The Wikipedia link sums it all up quite well even if it does go on a bit!

Yer heads still hurt..!

Last edited by eduabncs; 15th July 2008 at 07:27 PM.

If you've ever watched the beginning of the film 21, this problem is the one described in the lecture that features near the beginning of the film, which got me intrigued enough to research it on the net. lol

It's a very well know and well discussed problem, my father was even given this problem as part of his 'A' level maths course in the 60's, although it wasn't in the context of a game show.

The moment the goat is shown behind door 3, my head tells me that it is no longer a question of 1 in 3, or 2 in 3, or 3 in 3. It simply tells me that the car is behind 1 of 2 doors. (the discounted door with the goat simply not being a factor anymore)...so my head just tells me that the car is either behind door 1 , or door 2. So its a 50/50 choice. I cant include door 3 as a probability/possibility because I now know for a fact that it has no car.

I guess I just will never get it. (though it does still sound like something beardy people use to show their "cleverness" off, the mathematical equivalent of pointing out a double negative in someones sentence )

I think its down to this quote from that wiki page

"The player's probability of winning by switching increases to 2/3 in the original problem because in the two cases above where the host would reveal the car, he is forced to reveal the remaining goat instead"

So, if I am reading that correctly, its ONLY 2/3 IF the host would reveal the car and is forced to reveal the remaining goat.

Whereas the way I was reading that original quote, was that the host has not revealed a car initially, but has ONLY revealed a goat. Which if I am reading that wiki quote correctly would mean that the odds would indeed be 50/50 because the 2/3 probability isnt triggered unless the host reveals a car and has to open an alternative door showing a goat instead.

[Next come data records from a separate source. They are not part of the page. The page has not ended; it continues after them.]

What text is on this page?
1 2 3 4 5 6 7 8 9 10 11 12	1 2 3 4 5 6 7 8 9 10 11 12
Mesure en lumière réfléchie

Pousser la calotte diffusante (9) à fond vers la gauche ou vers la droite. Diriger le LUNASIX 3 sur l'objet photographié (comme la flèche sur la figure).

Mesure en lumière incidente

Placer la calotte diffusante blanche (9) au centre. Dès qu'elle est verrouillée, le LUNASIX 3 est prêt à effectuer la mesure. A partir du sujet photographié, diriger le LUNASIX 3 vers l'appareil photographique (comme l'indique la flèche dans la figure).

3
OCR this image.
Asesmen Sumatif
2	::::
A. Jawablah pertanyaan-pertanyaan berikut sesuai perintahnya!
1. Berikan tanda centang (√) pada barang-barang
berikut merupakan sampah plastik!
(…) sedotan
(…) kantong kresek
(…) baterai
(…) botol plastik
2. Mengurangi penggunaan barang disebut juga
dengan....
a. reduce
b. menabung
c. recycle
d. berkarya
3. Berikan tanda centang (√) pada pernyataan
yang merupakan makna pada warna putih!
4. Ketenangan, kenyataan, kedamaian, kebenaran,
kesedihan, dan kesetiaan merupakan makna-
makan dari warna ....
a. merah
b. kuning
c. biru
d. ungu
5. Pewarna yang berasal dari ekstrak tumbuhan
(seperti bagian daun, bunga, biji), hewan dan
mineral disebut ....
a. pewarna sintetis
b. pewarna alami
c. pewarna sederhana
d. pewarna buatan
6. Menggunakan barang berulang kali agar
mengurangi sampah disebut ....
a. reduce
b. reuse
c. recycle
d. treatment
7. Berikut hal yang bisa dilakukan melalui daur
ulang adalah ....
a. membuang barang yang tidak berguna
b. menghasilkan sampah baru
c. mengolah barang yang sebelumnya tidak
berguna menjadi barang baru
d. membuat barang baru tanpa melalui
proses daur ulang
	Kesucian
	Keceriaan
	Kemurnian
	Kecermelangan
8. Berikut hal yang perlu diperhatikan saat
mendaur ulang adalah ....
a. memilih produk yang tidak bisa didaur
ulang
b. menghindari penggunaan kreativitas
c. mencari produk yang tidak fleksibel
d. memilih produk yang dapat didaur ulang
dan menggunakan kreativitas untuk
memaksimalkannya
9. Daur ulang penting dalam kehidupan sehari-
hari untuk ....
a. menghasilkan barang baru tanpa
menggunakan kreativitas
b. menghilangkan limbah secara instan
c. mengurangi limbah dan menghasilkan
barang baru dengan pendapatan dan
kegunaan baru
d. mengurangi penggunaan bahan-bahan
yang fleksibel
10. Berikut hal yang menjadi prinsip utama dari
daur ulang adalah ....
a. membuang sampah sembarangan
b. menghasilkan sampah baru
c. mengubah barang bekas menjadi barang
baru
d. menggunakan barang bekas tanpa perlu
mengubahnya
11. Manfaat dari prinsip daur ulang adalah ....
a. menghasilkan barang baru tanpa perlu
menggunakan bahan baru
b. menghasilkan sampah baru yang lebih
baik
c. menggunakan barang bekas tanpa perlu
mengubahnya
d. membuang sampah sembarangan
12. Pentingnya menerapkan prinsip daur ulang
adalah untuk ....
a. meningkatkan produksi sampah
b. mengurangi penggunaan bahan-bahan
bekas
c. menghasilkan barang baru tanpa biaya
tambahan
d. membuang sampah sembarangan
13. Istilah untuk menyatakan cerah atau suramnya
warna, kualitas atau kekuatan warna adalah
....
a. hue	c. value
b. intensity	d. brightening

Which is indeed listed on that wiki page in the little table where it says

"The host does not know what lies behind the doors, and opens one at random without revealing the car (Granberg and Brown, 1995:712).
=
Switching wins the car half of the time."

I agree with Jake. It is similar to the coin tossing misconception. The probability of throwing two heads in a row is 1 in 4. Now suppose the first coin is a head, people assume the chances of getting the second head is still 1 in 4, however there can only be two possible outcomes for the second throw, therefore the chances of getting two head in a row is now 1 in 2. The odds have changes because you know the outcome of the first throw.

When Monty opens a door you will know the position of one of the goats, at this point there are only two possible outcomes, the odds have changed and you now have a 1 in 2 chance of getting the car, it doesn’t matter if you change your mind.

Last edited by SeanVin; 16th July 2008 at 02:01 AM.

Here’s another maths problem that is counter intuitive. Suppose you drive one lap of a 1 mile race track at an average speed 60mph. How fast would you have to drive on your second lap to complete both laps at an average speed of 120 mph?